Invariably when someone waxes lyrical about how unimportant they think money is, how he’d/she’d be happy to live anywhere and that money doesn’t matter, you can be pretty sure they may profess too much or have never faced a shortage of it. Anyone who has struggled with insufficient money to pay their bills or rent knows that money does matter. Accumulating wealth may not, but paying for necessities does. In the Austen world of the Austen Six it certainly seems to hold true.
In the Austen Six there are a variety of characters who are mercenary to the extreme but profess the opposite. My favourite, New-Best-Friend-Isabella Thorpe, from Northanger Abbey has managed to catch Nice-Guy-but-Stupid-in-Love-James Morland. She thinks he is richer than he actually is and is disappointed when his parents can only give a small amount to the couple on their marriage. She makes such grandiose statements about how little she cares for money, matched only by the grandiose statements she makes about the intensity of her love, but alas both are proved to be hollow. She says to Catherine, “Had I command of millions, were I mistress of the whole world, your brother would be my only choice.” In no time at all she ditches James for a richer man.

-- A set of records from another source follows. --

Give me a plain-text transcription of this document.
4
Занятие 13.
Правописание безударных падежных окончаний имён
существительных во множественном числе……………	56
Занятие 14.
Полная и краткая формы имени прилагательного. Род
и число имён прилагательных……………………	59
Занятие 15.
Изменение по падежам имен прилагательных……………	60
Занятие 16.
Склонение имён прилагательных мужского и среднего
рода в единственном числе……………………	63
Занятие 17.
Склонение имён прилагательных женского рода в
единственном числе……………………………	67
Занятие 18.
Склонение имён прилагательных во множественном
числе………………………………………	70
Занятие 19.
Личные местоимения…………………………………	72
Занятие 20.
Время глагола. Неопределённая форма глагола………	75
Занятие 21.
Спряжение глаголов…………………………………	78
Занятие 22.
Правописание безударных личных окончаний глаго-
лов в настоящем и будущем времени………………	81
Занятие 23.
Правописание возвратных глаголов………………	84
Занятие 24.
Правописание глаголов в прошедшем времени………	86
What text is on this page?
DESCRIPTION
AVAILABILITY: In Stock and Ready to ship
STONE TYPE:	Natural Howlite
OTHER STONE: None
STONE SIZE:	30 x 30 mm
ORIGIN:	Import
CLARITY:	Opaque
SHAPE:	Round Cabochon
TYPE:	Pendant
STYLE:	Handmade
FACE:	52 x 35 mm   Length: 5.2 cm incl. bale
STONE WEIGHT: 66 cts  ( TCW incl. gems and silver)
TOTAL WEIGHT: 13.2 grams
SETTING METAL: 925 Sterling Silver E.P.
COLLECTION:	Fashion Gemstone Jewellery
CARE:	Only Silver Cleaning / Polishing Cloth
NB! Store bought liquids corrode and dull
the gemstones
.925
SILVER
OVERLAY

Many times over in the Austen Six there are characters that profess to be happy to live in a cottage and New-Best-Friend-Isabella is one of them. She says, “My wishes are so moderate, that the smallest income in the world would be enough for me. Where people are really attached, poverty itself is wealth: grandeur I detest: I would not settle in London for the universe. A cottage in some retired village would be extasy (sic)”. Yet her actions tell us a cottage would not do at all.